Three Keys to Launching Bachelor’s Programs at a Community College
Every spring graduation season rolls around again. Students across the country celebrate the end of their journey to a bachelor’s degree. Family and friends gather to hear their loved one’s name called and watch the new graduate proudly walk across the stage to receive their diploma and enter a new chapter of their lives and careers.
Research suggests these bachelor’s graduates are more likely than peers with less education to vote, volunteer, and report being in good health.
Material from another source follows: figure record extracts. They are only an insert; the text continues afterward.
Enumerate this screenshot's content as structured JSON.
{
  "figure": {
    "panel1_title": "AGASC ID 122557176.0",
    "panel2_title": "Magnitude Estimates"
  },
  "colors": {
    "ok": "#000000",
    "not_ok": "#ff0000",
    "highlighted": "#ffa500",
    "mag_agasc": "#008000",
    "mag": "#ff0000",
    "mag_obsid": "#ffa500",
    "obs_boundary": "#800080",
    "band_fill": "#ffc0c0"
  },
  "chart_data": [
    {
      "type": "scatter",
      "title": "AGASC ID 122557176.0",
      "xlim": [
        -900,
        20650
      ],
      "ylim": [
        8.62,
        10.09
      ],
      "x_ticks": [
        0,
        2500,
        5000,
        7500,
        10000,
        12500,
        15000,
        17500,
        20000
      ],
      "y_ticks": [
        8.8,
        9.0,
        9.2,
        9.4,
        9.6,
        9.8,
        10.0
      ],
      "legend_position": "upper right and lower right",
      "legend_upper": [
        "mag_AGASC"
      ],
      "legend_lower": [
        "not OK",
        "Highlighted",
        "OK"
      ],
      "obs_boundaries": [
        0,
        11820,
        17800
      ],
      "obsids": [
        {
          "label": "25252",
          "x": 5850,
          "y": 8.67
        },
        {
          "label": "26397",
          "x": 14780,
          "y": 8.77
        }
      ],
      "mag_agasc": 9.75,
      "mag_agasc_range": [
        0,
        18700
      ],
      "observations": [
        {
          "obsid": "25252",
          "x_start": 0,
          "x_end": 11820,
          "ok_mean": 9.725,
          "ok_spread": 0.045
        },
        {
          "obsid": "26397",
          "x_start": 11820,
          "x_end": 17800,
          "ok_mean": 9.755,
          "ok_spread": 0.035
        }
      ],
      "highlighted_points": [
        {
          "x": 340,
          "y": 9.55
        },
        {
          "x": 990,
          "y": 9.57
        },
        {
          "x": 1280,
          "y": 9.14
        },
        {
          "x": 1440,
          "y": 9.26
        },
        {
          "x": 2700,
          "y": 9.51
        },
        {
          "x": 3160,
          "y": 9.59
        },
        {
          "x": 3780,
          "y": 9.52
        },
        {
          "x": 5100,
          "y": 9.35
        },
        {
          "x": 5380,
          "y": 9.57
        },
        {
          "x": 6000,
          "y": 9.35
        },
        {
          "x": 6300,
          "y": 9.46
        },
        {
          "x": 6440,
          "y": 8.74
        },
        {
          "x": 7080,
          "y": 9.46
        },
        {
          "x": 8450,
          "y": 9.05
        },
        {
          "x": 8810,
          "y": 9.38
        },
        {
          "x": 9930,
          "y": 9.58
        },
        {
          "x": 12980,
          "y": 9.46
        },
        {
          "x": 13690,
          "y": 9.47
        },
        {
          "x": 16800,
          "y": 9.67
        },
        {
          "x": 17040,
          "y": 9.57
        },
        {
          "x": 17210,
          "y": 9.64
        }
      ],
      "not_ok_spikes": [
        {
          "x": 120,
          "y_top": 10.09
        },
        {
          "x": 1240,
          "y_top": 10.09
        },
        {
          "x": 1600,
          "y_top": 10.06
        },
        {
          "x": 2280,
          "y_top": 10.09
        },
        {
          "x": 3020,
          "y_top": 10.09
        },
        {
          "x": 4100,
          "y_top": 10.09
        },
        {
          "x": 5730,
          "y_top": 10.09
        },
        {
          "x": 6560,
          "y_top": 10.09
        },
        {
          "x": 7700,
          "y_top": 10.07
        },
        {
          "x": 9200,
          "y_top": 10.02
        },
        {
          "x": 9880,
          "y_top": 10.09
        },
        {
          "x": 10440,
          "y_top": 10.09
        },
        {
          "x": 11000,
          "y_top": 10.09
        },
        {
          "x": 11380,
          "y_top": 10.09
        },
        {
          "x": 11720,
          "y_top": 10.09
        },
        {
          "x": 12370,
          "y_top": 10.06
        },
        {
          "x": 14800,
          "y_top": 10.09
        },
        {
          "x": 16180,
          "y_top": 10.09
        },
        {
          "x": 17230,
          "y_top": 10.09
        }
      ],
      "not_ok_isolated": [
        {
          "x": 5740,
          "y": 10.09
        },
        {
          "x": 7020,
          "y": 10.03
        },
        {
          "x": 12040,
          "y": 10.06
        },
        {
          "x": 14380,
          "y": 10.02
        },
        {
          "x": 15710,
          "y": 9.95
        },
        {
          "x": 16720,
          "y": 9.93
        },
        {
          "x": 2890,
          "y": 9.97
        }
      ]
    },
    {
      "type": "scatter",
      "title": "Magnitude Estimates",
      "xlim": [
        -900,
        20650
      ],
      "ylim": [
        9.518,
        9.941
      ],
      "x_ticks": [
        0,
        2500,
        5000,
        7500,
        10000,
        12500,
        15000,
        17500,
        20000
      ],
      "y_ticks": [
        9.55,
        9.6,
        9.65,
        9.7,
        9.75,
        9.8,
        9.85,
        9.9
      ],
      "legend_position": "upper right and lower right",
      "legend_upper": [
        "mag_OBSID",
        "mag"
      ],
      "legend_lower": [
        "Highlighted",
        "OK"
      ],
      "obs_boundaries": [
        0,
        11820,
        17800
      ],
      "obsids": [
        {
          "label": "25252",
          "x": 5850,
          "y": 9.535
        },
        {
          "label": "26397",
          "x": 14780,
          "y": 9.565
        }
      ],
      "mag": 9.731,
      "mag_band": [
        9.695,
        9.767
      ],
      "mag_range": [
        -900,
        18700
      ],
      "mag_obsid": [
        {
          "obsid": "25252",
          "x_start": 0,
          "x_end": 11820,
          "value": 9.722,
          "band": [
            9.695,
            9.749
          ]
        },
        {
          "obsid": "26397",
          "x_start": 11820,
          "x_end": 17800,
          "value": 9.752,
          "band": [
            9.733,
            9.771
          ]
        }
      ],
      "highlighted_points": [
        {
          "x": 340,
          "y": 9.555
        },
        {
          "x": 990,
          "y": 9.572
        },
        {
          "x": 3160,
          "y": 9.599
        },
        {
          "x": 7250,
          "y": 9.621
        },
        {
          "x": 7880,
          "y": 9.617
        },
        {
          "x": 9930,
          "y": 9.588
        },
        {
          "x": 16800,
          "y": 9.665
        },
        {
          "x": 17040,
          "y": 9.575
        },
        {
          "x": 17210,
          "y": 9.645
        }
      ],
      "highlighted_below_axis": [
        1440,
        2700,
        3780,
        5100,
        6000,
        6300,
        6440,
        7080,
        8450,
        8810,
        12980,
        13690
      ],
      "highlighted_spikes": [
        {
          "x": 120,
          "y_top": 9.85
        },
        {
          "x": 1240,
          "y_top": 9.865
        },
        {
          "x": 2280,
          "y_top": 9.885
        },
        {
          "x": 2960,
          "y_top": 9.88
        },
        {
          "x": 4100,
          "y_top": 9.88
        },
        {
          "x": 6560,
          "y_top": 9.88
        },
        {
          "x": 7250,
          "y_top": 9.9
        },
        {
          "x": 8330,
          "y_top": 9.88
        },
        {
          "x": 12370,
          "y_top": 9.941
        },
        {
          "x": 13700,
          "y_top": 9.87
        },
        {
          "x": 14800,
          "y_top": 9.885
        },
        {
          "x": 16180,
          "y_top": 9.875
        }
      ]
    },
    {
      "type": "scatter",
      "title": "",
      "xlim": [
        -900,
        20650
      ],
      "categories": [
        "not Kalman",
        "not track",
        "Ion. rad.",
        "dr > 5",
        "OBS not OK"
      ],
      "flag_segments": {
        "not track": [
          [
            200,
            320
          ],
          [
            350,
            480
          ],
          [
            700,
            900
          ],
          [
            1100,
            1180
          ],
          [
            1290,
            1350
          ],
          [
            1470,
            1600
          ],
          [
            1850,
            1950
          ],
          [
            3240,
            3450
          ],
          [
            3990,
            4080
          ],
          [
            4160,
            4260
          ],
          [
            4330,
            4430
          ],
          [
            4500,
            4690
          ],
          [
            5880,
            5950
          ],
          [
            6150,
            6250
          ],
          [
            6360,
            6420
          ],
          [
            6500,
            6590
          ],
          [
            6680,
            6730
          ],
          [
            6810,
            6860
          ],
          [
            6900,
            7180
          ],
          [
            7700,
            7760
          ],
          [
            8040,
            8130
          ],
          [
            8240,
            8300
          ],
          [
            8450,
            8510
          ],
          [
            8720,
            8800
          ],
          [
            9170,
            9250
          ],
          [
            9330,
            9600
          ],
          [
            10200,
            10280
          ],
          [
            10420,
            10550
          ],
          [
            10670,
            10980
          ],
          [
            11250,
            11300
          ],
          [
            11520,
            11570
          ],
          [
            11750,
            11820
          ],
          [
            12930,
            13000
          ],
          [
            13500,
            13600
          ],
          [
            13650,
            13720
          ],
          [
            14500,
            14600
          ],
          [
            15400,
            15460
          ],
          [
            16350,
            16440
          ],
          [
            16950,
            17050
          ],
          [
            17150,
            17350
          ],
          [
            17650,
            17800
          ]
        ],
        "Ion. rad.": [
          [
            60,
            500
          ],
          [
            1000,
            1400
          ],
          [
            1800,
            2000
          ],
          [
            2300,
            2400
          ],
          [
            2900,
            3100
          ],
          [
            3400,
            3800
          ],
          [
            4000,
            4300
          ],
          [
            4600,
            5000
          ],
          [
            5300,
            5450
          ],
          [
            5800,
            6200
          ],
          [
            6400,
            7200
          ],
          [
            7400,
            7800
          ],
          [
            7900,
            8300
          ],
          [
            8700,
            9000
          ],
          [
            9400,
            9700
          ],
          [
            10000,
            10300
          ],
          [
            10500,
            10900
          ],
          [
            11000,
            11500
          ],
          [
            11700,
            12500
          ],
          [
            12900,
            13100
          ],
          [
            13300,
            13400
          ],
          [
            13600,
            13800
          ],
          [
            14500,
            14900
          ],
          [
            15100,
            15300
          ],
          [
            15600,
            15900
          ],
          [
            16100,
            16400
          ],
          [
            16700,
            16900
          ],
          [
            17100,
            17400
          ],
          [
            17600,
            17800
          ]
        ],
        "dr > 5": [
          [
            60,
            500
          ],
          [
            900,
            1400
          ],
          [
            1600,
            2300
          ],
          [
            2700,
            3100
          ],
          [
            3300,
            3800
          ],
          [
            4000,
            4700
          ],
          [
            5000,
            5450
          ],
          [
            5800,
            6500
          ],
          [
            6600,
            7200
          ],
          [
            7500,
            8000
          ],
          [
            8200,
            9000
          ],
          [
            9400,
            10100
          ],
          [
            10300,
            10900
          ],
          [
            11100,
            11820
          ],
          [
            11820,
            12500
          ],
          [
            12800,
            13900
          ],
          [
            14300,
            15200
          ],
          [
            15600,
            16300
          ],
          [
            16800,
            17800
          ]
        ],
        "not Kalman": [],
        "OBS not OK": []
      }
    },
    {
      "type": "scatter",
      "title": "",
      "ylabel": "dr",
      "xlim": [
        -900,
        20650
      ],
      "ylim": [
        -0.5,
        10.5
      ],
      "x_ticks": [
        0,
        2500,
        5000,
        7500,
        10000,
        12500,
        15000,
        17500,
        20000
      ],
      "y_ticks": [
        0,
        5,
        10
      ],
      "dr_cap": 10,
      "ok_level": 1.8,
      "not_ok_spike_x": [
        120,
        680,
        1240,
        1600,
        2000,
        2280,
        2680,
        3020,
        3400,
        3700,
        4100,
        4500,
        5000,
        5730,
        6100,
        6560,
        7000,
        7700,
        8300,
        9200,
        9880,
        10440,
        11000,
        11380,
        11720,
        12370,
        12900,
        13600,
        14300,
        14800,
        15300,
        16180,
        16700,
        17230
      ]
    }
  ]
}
They’ll probably earn more over the course of their working lives and are more likely to be employed, even during tough economic times. In addition to all these benefits, they’re simply more likely to report being happy with their lives. There’s much to celebrate.
While the idea of a college graduation may evoke images of families lining the stadium at a land grant university or applauding from lawn chairs in the quad at a picturesque liberal arts college, with each year that passes, more and more bachelor’s degrees are actually awarded at a community college.
Bachelor’s programs at community colleges are growing in popularity with good reason. For about 16% of American adults, the only broad-access institution within 25 miles is a single community college. Community colleges welcome higher shares of low-income students and students of color than four-year institutions, groups which are underrepresented among the those with bachelor’s degrees. For the geographic and financial access they already provide, community colleges can—and should—be part of strategy to make bachelor’s degrees more accessible.
In March, Wyoming became the 25th state to authorize community colleges to confer at least some bachelor’s degrees. So, if you’re in one of the half of states with a community college baccalaureate program in place, congratulations!
The next phase is getting new bachelor’s programs at community colleges off the ground. Here are three aspects of the program proposal and launch process that community college leaders may want to keep in mind as they move forward:
1. Navigating the Program Approval Process
To start a new baccalaureate degree, community colleges need to prove they have the capacity to run the program. Most existing state policies require community colleges to demonstrate labor market demand for these bachelor’s programs, as well as student demand. The employers that will benefit from new bachelor’s programs can be critical allies in lobbying for program approval. They can commit to employ new graduates and show how graduates would contribute to the local economy.
2. Financing and Sustaining New Programs
Community colleges will need to demonstrate how they plan to meet substantial program startup costs and sustain the program as long as it continues to provide local labor market value. Upper division classes may be more expensive for institutions to run than lower division courses. New expenses could range from hiring additional faculty with terminal degrees to purchasing new equipment to increasing library holdings to meet accreditors’ requirements of bachelor’s-conferring institutions. Community colleges should leverage labor market impact analyses to demonstrate why baccalaureate program would be a worthwhile investment of additional state funds. They should also make clear whether they will use differentiated lower- and upper-division tuition rates to meet program costs. Additionally, since local employers will benefit from bachelor’s programs tailored to the skills needed to succeed on the job, they may be willing to offer equipment, startup resources and curriculum development support.
3. Working Collaboratively with Universities and Four-Year Colleges
Four-year institutions may be—to put it gently—less than enthused about the possibility of a new bachelor’s program or two across town at the community college. But higher education institutions can work together to ensure that there are enough teachers in local schools and respiratory therapists in local clinics and hospitals. Universities may not always feel like it, but they’re on the same team as community colleges in raising bachelor’s degree attainment for the sake of the community. Using data to demonstrate how baccalaureate programs at the community college can complement—not replace—offerings at other local institutions will be important to encouraging sustained collaborative relationships among institutions.
Not everyone will want, pursue or complete a bachelor’s degree. But for too many Americans right now, it’s not a question of whether a bachelor’s degree is something they want. Rather, it’s a question of feasibility. Leveraging the strengths of community colleges—lower cost, small classes, strong teaching and community roots—to remove structural barriers to the bachelor’s degree is one step toward empowering more Americans to join in the graduation festivities and look forward to all the ways a baccalaureate education can enhance their lives.